I disagree with this statement (perhaps the issue is the documentation): an @Owning annotation indicates something about the declaration to which it is attached, not about the type. In particular, @Owning indicates that the annotated declaration is a starting point for resource leak checking. There is no ownership type system to which it belongs.

I think this is most clear if we view @Owning and @NotOwning as directives to the MustCallConsistencyAnalyzer about where to check that the rules of the Resource Leak Checker are followed. Placing either of these annotations merely transfers some checks from e.g. call sites of a method to the method body (when adding @Owning to a parameter); it does not change the type of any object in that checker's type systems.

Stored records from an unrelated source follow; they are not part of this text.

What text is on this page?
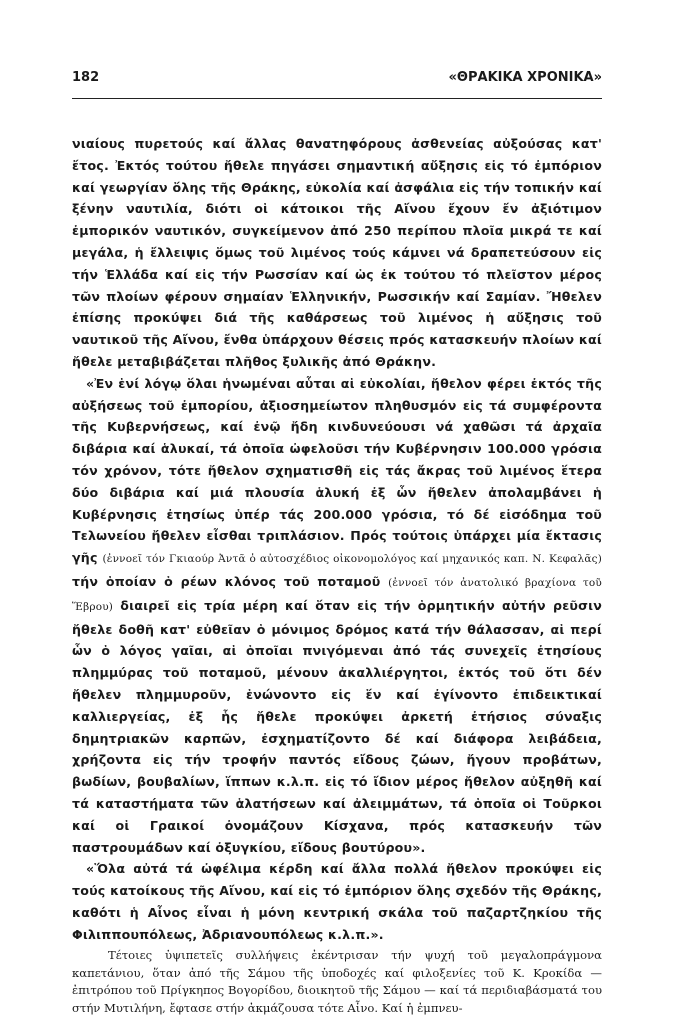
182	«ΘΡΑΚΙΚΑ ΧΡΟΝΙΚΑ»

νιαίους πυρετούς καί ἄλλας θανατηφόρους ἀσθενείας αὐξούσας κατ' ἔτος. Ἐκτός τούτου ἤθελε πηγάσει σημαντική αὔξησις εἰς τό ἐμπόριον καί γεωργίαν ὅλης τῆς Θράκης, εὐκολία καί ἀσφάλια εἰς τήν τοπικήν καί ξένην ναυτιλία, διότι οἱ κάτοικοι τῆς Αἴνου ἔχουν ἔν ἀξιότιμον ἐμπορικόν ναυτικόν, συγκείμενον ἀπό 250 περίπου πλοῖα μικρά τε καί μεγάλα, ἡ ἔλλειψις ὅμως τοῦ λιμένος τούς κάμνει νά δραπετεύσουν εἰς τήν Ἑλλάδα καί εἰς τήν Ρωσσίαν καί ὡς ἐκ τούτου τό πλεῖστον μέρος τῶν πλοίων φέρουν σημαίαν Ἑλληνικήν, Ρωσσικήν καί Σαμίαν. Ἤθελεν ἐπίσης προκύψει διά τῆς καθάρσεως τοῦ λιμένος ἡ αὔξησις τοῦ ναυτικοῦ τῆς Αἴνου, ἔνθα ὑπάρχουν θέσεις πρός κατασκευήν πλοίων καί ἤθελε μεταβιβάζεται πλῆθος ξυλικῆς ἀπό Θράκην.

«Ἐν ἑνί λόγῳ ὅλαι ἡνωμέναι αὗται αἱ εὐκολίαι, ἤθελον φέρει ἐκτός τῆς αὐξήσεως τοῦ ἐμπορίου, ἀξιοσημείωτον πληθυσμόν εἰς τά συμφέροντα τῆς Κυβερνήσεως, καί ἐνῷ ἤδη κινδυνεύουσι νά χαθῶσι τά ἀρχαῖα διβάρια καί ἁλυκαί, τά ὁποῖα ὠφελοῦσι τήν Κυβέρνησιν 100.000 γρόσια τόν χρόνον, τότε ἤθελον σχηματισθῆ εἰς τάς ἄκρας τοῦ λιμένος ἕτερα δύο διβάρια καί μιά πλουσία ἁλυκή ἐξ ὧν ἤθελεν ἀπολαμβάνει ἡ Κυβέρνησις ἐτησίως ὑπέρ τάς 200.000 γρόσια, τό δέ εἰσόδημα τοῦ Τελωνείου ἤθελεν εἶσθαι τριπλάσιον. Πρός τούτοις ὑπάρχει μία ἔκτασις γῆς (ἐννοεῖ τόν Γκιαούρ Ἀντᾶ ὁ αὐτοσχέδιος οἰκονομολόγος καί μηχανικός καπ. Ν. Κεφαλᾶς) τήν ὁποίαν ὁ ρέων κλόνος τοῦ ποταμοῦ (ἐννοεῖ τόν ἀνατολικό βραχίονα τοῦ Ἕβρου) διαιρεῖ εἰς τρία μέρη καί ὅταν εἰς τήν ὁρμητικήν αὐτήν ρεῦσιν ἤθελε δοθῆ κατ' εὐθεῖαν ὁ μόνιμος δρόμος κατά τήν θάλασσαν, αἱ περί ὧν ὁ λόγος γαῖαι, αἱ ὁποῖαι πνιγόμεναι ἀπό τάς συνεχεῖς ἐτησίους πλημμύρας τοῦ ποταμοῦ, μένουν ἀκαλλιέργητοι, ἐκτός τοῦ ὅτι δέν ἤθελεν πλημμυροῦν, ἑνώνοντο εἰς ἕν καί ἐγίνοντο ἐπιδεικτικαί καλλιεργείας, ἐξ ἧς ἤθελε προκύψει ἀρκετή ἐτήσιος σύναξις δημητριακῶν καρπῶν, ἐσχηματίζοντο δέ καί διάφορα λειβάδεια, χρήζοντα εἰς τήν τροφήν παντός εἴδους ζώων, ἤγουν προβάτων, βωδίων, βουβαλίων, ἵππων κ.λ.π. εἰς τό ἴδιον μέρος ἤθελον αὐξηθῆ καί τά καταστήματα τῶν ἁλατήσεων καί ἀλειμμάτων, τά ὁποῖα οἱ Τοῦρκοι καί οἱ Γραικοί ὀνομάζουν Κίσχανα, πρός κατασκευήν τῶν παστρουμάδων καί ὀξυγκίου, εἴδους βουτύρου».

«Ὅλα αὐτά τά ὠφέλιμα κέρδη καί ἄλλα πολλά ἤθελον προκύψει εἰς τούς κατοίκους τῆς Αἴνου, καί εἰς τό ἐμπόριον ὅλης σχεδόν τῆς Θράκης, καθότι ἡ Αἶνος εἶναι ἡ μόνη κεντρική σκάλα τοῦ παζαρτζηκίου τῆς Φιλιππουπόλεως, Ἀδριανουπόλεως κ.λ.π.».

Τέτοιες ὑψιπετεῖς συλλήψεις ἐκέντρισαν τήν ψυχή τοῦ μεγαλοπράγμονα καπετάνιου, ὅταν ἀπό τῆς Σάμου τῆς ὑποδοχές καί φιλοξενίες τοῦ Κ. Κροκίδα — ἐπιτρόπου τοῦ Πρίγκηπος Βογορίδου, διοικητοῦ τῆς Σάμου — καί τά περιδιαβάσματά του στήν Μυτιλήνη, ἔφτασε στήν ἀκμάζουσα τότε Αἶνο. Καί ἡ ἐμπνευ-
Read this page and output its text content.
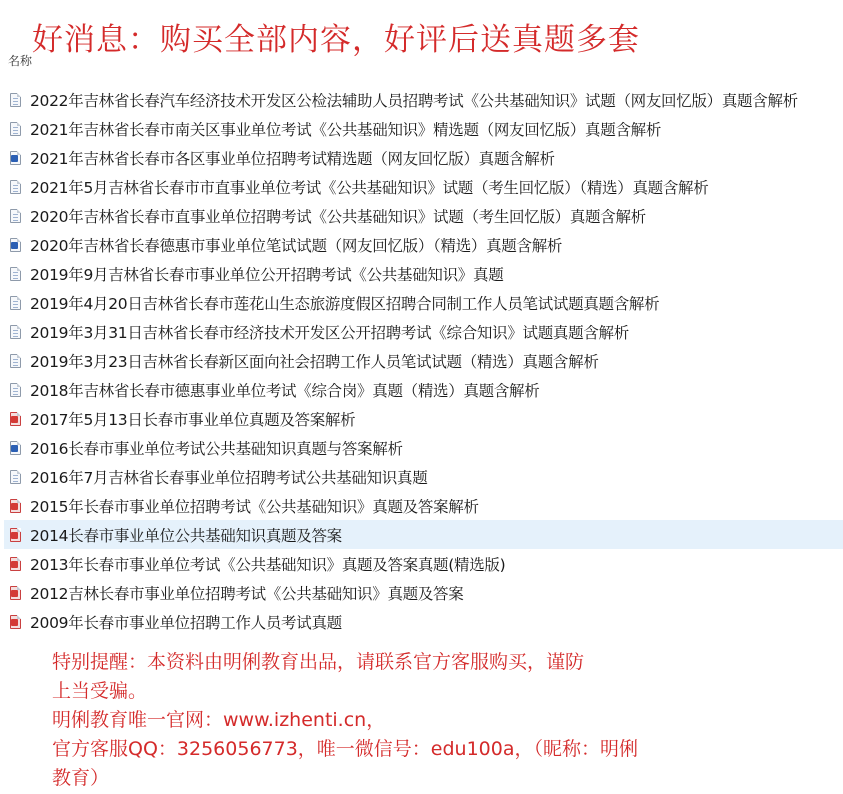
好消息：购买全部内容，好评后送真题多套
名称
2022年吉林省长春汽车经济技术开发区公检法辅助人员招聘考试《公共基础知识》试题（网友回忆版）真题含解析
2021年吉林省长春市南关区事业单位考试《公共基础知识》精选题（网友回忆版）真题含解析
2021年吉林省长春市各区事业单位招聘考试精选题（网友回忆版）真题含解析
2021年5月吉林省长春市市直事业单位考试《公共基础知识》试题（考生回忆版）（精选）真题含解析
2020年吉林省长春市直事业单位招聘考试《公共基础知识》试题（考生回忆版）真题含解析
2020年吉林省长春德惠市事业单位笔试试题（网友回忆版）（精选）真题含解析
2019年9月吉林省长春市事业单位公开招聘考试《公共基础知识》真题
2019年4月20日吉林省长春市莲花山生态旅游度假区招聘合同制工作人员笔试试题真题含解析
2019年3月31日吉林省长春市经济技术开发区公开招聘考试《综合知识》试题真题含解析
2019年3月23日吉林省长春新区面向社会招聘工作人员笔试试题（精选）真题含解析
2018年吉林省长春市德惠事业单位考试《综合岗》真题（精选）真题含解析
2017年5月13日长春市事业单位真题及答案解析
2016长春市事业单位考试公共基础知识真题与答案解析
2016年7月吉林省长春事业单位招聘考试公共基础知识真题
2015年长春市事业单位招聘考试《公共基础知识》真题及答案解析
2014长春市事业单位公共基础知识真题及答案
2013年长春市事业单位考试《公共基础知识》真题及答案真题(精选版)
2012吉林长春市事业单位招聘考试《公共基础知识》真题及答案
2009年长春市事业单位招聘工作人员考试真题

特别提醒：本资料由明俐教育出品，请联系官方客服购买，谨防

上当受骗。

明俐教育唯一官网：www.izhenti.cn，

官方客服QQ：3256056773，唯一微信号：edu100a，（昵称：明俐

教育）
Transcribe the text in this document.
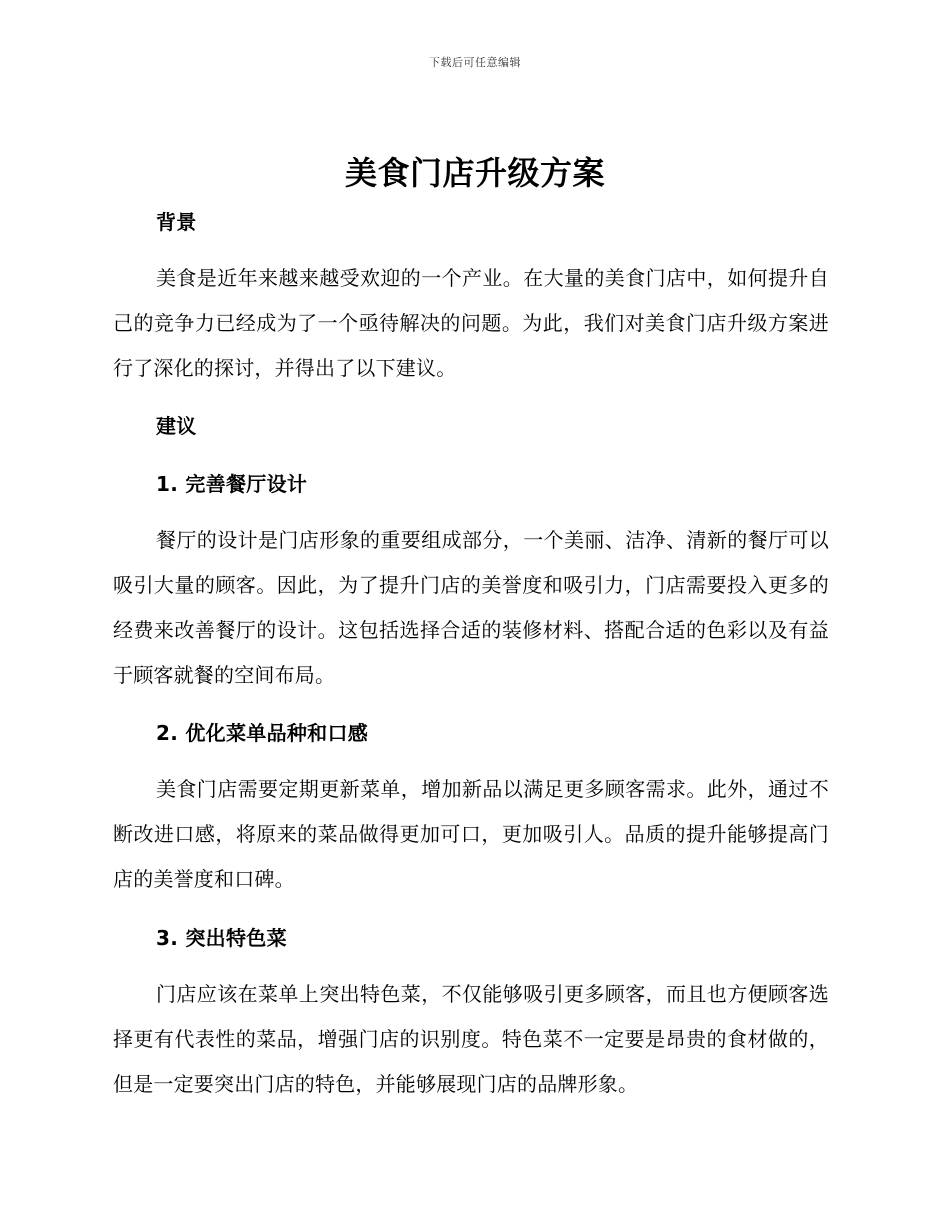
下载后可任意编辑
美食门店升级方案

背景

美食是近年来越来越受欢迎的一个产业。在大量的美食门店中，如何提升自己的竞争力已经成为了一个亟待解决的问题。为此，我们对美食门店升级方案进行了深化的探讨，并得出了以下建议。

建议

1. 完善餐厅设计

餐厅的设计是门店形象的重要组成部分，一个美丽、洁净、清新的餐厅可以吸引大量的顾客。因此，为了提升门店的美誉度和吸引力，门店需要投入更多的经费来改善餐厅的设计。这包括选择合适的装修材料、搭配合适的色彩以及有益于顾客就餐的空间布局。

2. 优化菜单品种和口感

美食门店需要定期更新菜单，增加新品以满足更多顾客需求。此外，通过不断改进口感，将原来的菜品做得更加可口，更加吸引人。品质的提升能够提高门店的美誉度和口碑。

3. 突出特色菜

门店应该在菜单上突出特色菜，不仅能够吸引更多顾客，而且也方便顾客选择更有代表性的菜品，增强门店的识别度。特色菜不一定要是昂贵的食材做的，但是一定要突出门店的特色，并能够展现门店的品牌形象。
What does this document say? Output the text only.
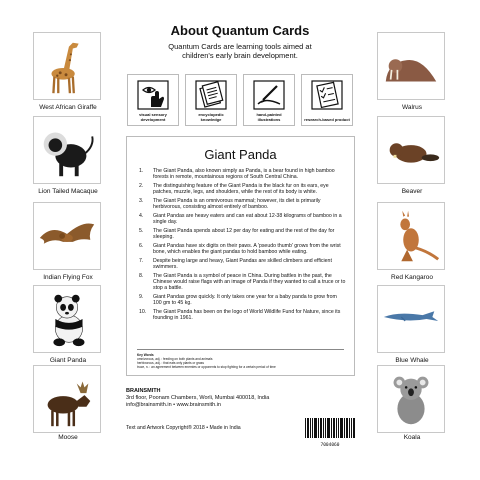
About Quantum Cards
Quantum Cards are learning tools aimed at
children's early brain development.
visual sensory development
encyclopedic knowledge
hand-painted illustrations	research-based product
West African Giraffe
Lion Tailed Macaque
Indian Flying Fox
Giant Panda
Moose
Walrus
Beaver
Red Kangaroo
Blue Whale
Koala
Giant Panda
1. The Giant Panda, also known simply as Panda, is a bear found in high bamboo forests in remote, mountainous regions of South Central China.
2. The distinguishing feature of the Giant Panda is the black fur on its ears, eye patches, muzzle, legs, and shoulders, while the rest of its body is white.
3. The Giant Panda is an omnivorous mammal; however, its diet is primarily herbivorous, consisting almost entirely of bamboo.
4. Giant Pandas are heavy eaters and can eat about 12-38 kilograms of bamboo in a single day.
5. The Giant Panda spends about 12 per day for eating and the rest of the day for sleeping.
6. Giant Pandas have six digits on their paws. A 'pseudo thumb' grows from the wrist bone, which enables the giant pandas to hold bamboo while eating.
7. Despite being large and heavy, Giant Pandas are skilled climbers and efficient swimmers.
8. The Giant Panda is a symbol of peace in China. During battles in the past, the Chinese would raise flags with an image of Panda if they wanted to call a truce or to stop a battle.
9. Giant Pandas grow quickly. It only takes one year for a baby panda to grow from 100 gm to 45 kg.
10. The Giant Panda has been on the logo of World Wildlife Fund for Nature, since its founding in 1961.
Key Words
omnivorous, adj. : feeding on both plants and animals
herbivorous, adj. : that eats only plants or grass
truce, n. : an agreement between enemies or opponents to stop fighting for a certain period of time
BRAINSMITH
3rd floor, Poonam Chambers, Worli, Mumbai 400018, India
info@brainsmith.in • www.brainsmith.in
Text and Artwork Copyright® 2018 • Made in India
7004060
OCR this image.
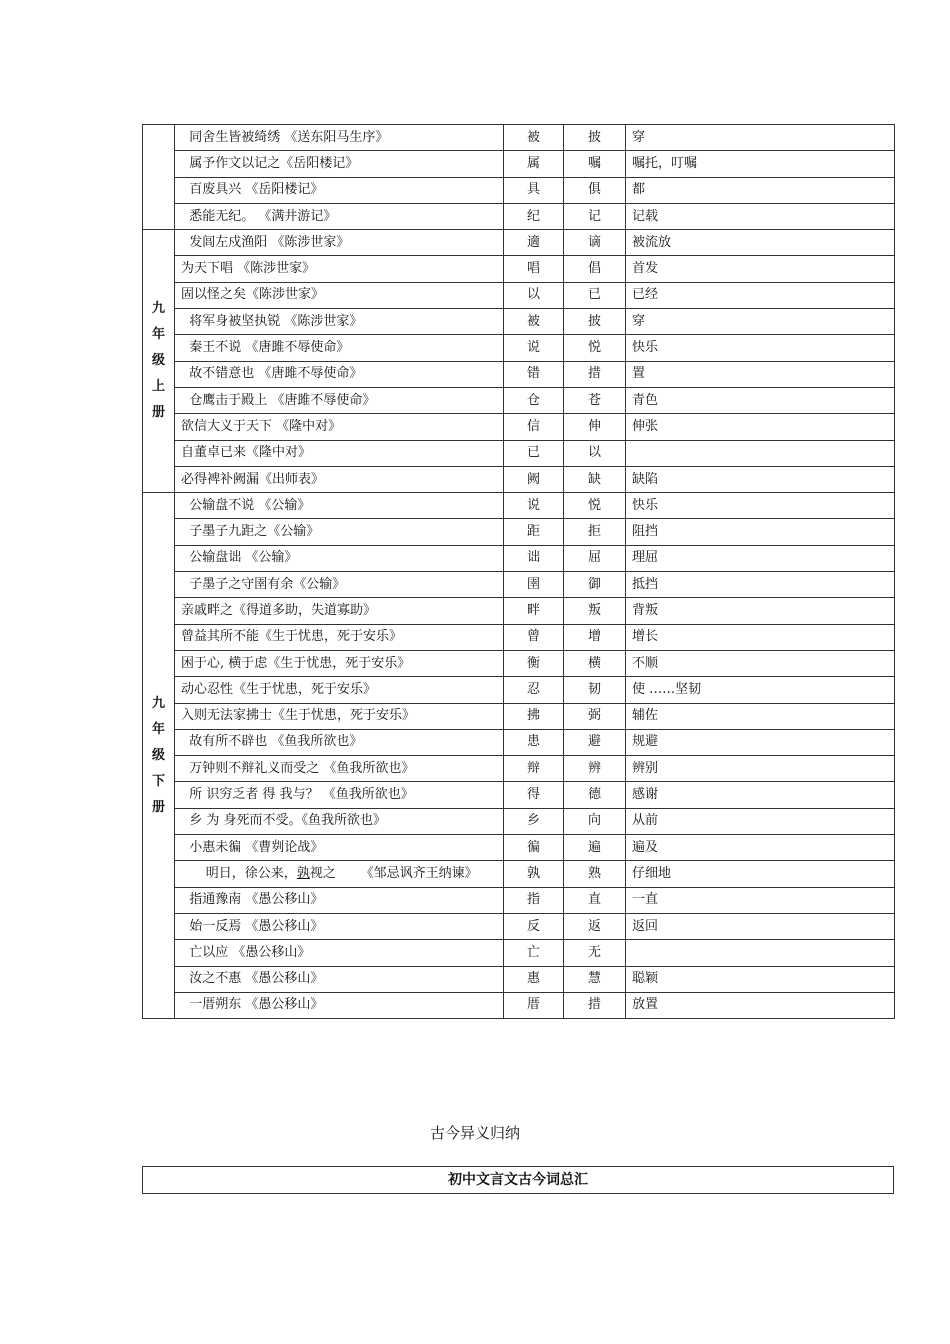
	同舍生皆被绮绣 《送东阳马生序》	被	披	穿
	属予作文以记之《岳阳楼记》	属	嘱	嘱托，叮嘱
	百废具兴 《岳阳楼记》	具	俱	都
	悉能无纪。 《满井游记》	纪	记	记载
九年级上册	发闾左戍渔阳 《陈涉世家》	適	谪	被流放
	为天下唱 《陈涉世家》	唱	倡	首发
	固以怪之矣《陈涉世家》	以	已	已经
	将军身被坚执锐 《陈涉世家》	被	披	穿
	秦王不说 《唐雎不辱使命》	说	悦	快乐
	故不错意也 《唐雎不辱使命》	错	措	置
	仓鹰击于殿上 《唐雎不辱使命》	仓	苍	青色
	欲信大义于天下 《隆中对》	信	伸	伸张
	自董卓已来《隆中对》	已	以	
	必得裨补阙漏《出师表》	阙	缺	缺陷
九年级下册	公输盘不说 《公输》	说	悦	快乐
	子墨子九距之《公输》	距	拒	阻挡
	公输盘诎 《公输》	诎	屈	理屈
	子墨子之守圉有余《公输》	圉	御	抵挡
	亲戚畔之《得道多助，失道寡助》	畔	叛	背叛
	曾益其所不能《生于忧患，死于安乐》	曾	增	增长
	困于心, 横于虑《生于忧患，死于安乐》	衡	横	不顺
	动心忍性《生于忧患，死于安乐》	忍	韧	使 ……坚韧
	入则无法家拂士《生于忧患，死于安乐》	拂	弼	辅佐
	故有所不辟也 《鱼我所欲也》	患	避	规避
	万钟则不辩礼义而受之 《鱼我所欲也》	辩	辨	辨别
	所 识穷乏者 得 我与？ 《鱼我所欲也》	得	德	感谢
	乡 为 身死而不受。《鱼我所欲也》	乡	向	从前
	小惠未徧 《曹刿论战》	徧	遍	遍及
	明日，徐公来，孰视之      《邹忌讽齐王纳谏》	孰	熟	仔细地
	指通豫南 《愚公移山》	指	直	一直
	始一反焉 《愚公移山》	反	返	返回
	亡以应 《愚公移山》	亡	无	
	汝之不惠 《愚公移山》	惠	慧	聪颖
	一厝朔东 《愚公移山》	厝	措	放置
古今异义归纳
初中文言文古今词总汇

Second, in Java 17 a declaration annotation cannot be written on the this type parameter

That writing @Owning on a this parameter was ever permitted was an error - it is non-sensical. An instance method of a class never "owns" responsibility for calling the must-call methods of that class: either the instance method that would be so annotated should actually be a must-call method itself, or an @EnsuresCalledMethods annotation with a value argument of this can be used instead. I will make a PR that removes support for this anti-pattern and the associated tests.

As an aside, I looked into how difficult it would be to make @Owning a type annotation rather than a declaration annotation, and concluded that it is in fact used exclusively in the manner of a declaration annotation: the Resource Leak Checker makes decisions about what sort of checks to do based on its presence on declarations. Logically, it isn't part of any type hierarchy, so I'm not sure how we would transition it to being a type annotation in a sensible way.